What do we hear?

We humans don’t just hear sounds but rather a combination between frequencies and the sound pressure level of these. The following terms are important to know when we talk about hearing:

Frequency, measured in Hertz (Hz), indicates the pitch of the sound. Sound travels in waves, and the higher the number of waves a sound has per second, the higher the pitch. Once a sound wave reaches the ear, it is processed by the various parts of the hearing system. On average, humans are capable of hearing sound frequencies ranging from 20 to 20,000 Hertz. The frequencies between 500 and 4000 Hertz are particularly pleasing: this is the range of most human speech and music.

Sound pressure level, measured in deciBels (dB SPL), indicates the pressure of the sound waves that hit our ears. The higher the pressure, the louder the sound. Our auditory threshold, the limit of what we can hear, is 0 dB SPL. A normal conversation is about 50-60 dB SPL. The pain threshold is found at about 120 dB – this is where our hearing can be instantaneously damaged and deafness can occur.

Pure tones are sounds that are made up of only one frequency, instead of a combination.

Complex tones are the opposite of pure tones. They are sounds made up of several frequencies at the same time, for example the English vowel sounds of a, e, i, o and u.
what can't humans hear?

What can't we hear?

Our range of hearing is from 20 to 20,000 Hertz and so wide that we can tell the difference between about 400,000 different frequencies.

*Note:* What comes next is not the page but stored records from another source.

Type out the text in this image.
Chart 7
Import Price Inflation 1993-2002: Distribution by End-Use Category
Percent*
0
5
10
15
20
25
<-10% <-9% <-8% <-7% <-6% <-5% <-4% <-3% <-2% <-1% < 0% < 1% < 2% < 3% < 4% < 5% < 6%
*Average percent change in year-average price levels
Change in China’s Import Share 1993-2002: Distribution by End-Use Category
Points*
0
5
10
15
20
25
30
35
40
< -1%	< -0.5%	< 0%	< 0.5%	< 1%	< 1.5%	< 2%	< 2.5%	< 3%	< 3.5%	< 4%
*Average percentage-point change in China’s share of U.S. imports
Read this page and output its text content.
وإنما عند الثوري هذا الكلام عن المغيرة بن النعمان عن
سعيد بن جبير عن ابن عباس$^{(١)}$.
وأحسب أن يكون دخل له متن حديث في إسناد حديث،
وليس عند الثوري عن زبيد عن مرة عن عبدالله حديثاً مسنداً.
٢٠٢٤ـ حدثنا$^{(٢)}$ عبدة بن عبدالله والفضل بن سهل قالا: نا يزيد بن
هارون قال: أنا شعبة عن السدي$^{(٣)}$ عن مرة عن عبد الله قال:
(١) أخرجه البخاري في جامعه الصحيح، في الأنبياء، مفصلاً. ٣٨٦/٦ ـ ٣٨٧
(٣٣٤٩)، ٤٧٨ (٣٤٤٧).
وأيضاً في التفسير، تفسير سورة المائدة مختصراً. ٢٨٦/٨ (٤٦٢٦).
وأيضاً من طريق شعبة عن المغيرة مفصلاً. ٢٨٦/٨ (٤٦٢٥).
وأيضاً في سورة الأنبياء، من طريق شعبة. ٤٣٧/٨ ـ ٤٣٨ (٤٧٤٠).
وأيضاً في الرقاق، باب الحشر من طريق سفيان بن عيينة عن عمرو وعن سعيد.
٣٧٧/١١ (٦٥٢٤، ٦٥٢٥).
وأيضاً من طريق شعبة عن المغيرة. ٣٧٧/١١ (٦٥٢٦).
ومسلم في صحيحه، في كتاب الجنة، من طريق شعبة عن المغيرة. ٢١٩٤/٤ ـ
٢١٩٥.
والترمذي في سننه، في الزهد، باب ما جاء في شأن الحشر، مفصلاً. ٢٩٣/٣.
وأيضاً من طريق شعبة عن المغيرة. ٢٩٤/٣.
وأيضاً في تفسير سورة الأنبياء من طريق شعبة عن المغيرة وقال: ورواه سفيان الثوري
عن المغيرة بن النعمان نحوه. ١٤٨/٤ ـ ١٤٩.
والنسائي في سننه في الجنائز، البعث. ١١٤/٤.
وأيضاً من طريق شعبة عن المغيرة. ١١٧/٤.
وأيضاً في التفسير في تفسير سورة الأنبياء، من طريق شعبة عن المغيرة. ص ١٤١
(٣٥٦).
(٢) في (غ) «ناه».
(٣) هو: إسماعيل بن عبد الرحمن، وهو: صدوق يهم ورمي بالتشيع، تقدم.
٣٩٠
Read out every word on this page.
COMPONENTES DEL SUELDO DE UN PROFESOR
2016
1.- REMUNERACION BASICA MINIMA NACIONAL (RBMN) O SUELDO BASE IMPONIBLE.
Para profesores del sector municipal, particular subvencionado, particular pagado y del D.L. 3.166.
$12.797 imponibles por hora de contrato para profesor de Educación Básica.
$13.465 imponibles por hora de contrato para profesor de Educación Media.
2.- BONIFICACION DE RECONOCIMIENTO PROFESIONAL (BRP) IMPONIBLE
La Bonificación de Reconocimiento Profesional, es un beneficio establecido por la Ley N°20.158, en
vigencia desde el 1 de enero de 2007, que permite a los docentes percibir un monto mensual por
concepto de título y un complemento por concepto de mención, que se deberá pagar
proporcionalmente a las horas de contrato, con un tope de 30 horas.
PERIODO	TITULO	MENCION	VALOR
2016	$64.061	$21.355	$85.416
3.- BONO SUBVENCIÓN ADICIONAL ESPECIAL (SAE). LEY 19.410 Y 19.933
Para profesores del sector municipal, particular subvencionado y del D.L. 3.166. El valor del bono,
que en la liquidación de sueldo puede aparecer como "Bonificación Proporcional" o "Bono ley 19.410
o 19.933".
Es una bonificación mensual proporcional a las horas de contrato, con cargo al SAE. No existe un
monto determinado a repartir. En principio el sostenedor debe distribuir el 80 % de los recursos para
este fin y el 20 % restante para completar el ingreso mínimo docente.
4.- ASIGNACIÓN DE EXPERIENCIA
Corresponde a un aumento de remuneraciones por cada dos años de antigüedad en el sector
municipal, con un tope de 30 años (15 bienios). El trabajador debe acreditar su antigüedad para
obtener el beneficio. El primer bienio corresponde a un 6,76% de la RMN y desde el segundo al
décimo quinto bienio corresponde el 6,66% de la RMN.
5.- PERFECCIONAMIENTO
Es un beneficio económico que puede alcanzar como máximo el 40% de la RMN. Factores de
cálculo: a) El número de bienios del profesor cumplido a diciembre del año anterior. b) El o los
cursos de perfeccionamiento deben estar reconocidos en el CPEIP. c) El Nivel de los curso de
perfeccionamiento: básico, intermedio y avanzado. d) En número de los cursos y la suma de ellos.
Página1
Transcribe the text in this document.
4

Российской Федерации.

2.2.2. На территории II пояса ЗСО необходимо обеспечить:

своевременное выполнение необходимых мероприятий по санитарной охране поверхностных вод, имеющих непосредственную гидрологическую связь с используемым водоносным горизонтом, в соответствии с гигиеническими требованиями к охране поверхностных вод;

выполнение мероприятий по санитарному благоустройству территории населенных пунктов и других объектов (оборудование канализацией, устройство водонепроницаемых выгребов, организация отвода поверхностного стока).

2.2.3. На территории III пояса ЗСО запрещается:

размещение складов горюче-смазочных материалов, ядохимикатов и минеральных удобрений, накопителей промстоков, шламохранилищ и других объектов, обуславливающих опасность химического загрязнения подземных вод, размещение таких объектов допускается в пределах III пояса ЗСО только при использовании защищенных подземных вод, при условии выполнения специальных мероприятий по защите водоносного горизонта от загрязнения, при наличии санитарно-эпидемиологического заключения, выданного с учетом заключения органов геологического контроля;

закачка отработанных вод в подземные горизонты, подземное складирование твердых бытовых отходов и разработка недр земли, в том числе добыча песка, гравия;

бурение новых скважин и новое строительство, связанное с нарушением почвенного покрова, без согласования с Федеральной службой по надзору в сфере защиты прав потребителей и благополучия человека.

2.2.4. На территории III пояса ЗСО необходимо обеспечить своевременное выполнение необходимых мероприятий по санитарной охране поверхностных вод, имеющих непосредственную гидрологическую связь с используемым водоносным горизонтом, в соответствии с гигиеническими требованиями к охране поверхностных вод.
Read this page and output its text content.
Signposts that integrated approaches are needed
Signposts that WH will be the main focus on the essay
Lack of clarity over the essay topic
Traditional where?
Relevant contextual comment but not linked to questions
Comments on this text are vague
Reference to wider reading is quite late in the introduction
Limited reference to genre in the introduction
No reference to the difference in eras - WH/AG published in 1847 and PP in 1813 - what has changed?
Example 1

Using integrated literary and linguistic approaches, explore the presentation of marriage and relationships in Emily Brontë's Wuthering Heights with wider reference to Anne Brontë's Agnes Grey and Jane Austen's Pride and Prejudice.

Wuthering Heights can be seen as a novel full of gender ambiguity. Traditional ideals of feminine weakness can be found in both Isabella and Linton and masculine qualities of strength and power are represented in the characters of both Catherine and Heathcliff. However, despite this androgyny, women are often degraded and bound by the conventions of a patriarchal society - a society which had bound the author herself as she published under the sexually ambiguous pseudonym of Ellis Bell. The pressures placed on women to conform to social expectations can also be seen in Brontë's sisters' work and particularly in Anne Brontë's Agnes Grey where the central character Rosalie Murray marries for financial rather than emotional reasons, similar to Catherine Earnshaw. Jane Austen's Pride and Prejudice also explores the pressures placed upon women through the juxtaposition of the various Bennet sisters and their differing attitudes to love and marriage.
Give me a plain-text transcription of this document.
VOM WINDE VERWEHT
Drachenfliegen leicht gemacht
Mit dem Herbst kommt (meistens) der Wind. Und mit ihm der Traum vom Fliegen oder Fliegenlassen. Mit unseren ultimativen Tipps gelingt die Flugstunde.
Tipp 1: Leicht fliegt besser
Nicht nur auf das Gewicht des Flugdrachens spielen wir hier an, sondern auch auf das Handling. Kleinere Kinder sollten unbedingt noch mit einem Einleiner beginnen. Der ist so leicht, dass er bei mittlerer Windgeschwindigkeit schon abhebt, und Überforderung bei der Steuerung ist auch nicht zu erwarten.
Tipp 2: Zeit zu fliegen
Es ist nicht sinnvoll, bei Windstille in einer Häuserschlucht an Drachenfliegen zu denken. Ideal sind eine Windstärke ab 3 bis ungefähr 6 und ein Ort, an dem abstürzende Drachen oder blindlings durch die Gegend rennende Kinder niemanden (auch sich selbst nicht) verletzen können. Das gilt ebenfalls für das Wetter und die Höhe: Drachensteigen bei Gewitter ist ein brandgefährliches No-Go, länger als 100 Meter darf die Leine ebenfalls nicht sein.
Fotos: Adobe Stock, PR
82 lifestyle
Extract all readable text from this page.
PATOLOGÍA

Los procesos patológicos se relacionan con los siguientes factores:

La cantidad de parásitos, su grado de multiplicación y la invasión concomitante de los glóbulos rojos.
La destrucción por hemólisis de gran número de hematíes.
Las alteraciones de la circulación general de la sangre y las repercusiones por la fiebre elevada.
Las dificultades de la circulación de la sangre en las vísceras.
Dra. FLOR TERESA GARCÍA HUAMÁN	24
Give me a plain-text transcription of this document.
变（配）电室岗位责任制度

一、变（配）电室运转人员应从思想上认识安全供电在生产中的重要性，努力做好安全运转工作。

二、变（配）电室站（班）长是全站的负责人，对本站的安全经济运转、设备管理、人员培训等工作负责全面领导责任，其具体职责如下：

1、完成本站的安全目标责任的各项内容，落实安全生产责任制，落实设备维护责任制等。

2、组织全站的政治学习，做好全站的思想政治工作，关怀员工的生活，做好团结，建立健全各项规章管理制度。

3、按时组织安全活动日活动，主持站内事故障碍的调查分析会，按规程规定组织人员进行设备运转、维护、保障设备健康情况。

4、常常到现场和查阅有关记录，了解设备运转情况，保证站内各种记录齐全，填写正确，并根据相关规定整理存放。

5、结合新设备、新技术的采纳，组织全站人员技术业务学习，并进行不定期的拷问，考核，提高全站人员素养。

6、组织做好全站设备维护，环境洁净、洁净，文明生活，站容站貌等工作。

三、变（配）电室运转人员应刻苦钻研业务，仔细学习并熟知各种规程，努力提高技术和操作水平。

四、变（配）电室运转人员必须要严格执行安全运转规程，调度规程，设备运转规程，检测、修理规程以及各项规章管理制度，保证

Of course, there are many more frequencies that even people with perfect hearing simply cannot hear, because they fall outside our hearing range. For instance, the human ear cannot process ultrasonic sound waves.

In New Zealand, 6 out of 10 over 60, and 1 in 6.of all Kiwis suffer from hearing loss, with many of these experiencing age-related hearing loss.
Age-related hearing loss is caused by changes in the sensory part of the inner ear. Over time, people with age-related hearing loss will find it harder, particularly, to hear high frequency sounds. This affects how clearly they hear and understand speech, as well as making it more difficult to understand sounds in noisy environments.
If you notice that you have trouble understanding people around you, make an appointment with a Triton Hearing clinician. With a 20-minute hearing health check, you will know how well you are able to hear, and what sounds you may be missing.

What do others hear?

There are many frequencies that cannot be perceived by human ears. Our ears cannot hear particularly deep tones in the infra-sound range as well as particularly high-frequency tones of the ultra-sound range – however, some animals can. Elephants, cattle and insects can hear very deep sounds below 16 Hz whose sound waves spread across vast distances. Hedgehogs, bats and – the undisputed champions – dolphins (which can hear pitches above 100,000 Hz) are found at the other end of the spectrum. Their hearing systems perceive other ranges of frequencies, meaning they have a different hearing threshold from us. The voices of these animals also differ in conjunction with their range of hearing and only partially overlaps with the human range of hearing and voice field. Animal communication is thus partially outside of our perception.

Dolphins also ‘see’ with their ears: they use the echo of their clicks – their high-frequency sound pulses – to identify the location of potential predators and prey. This allows them to acoustically locate and hunt even small fish. By the way: dolphins also produce individual whistling sounds that serve as sort of acoustic fingerprint.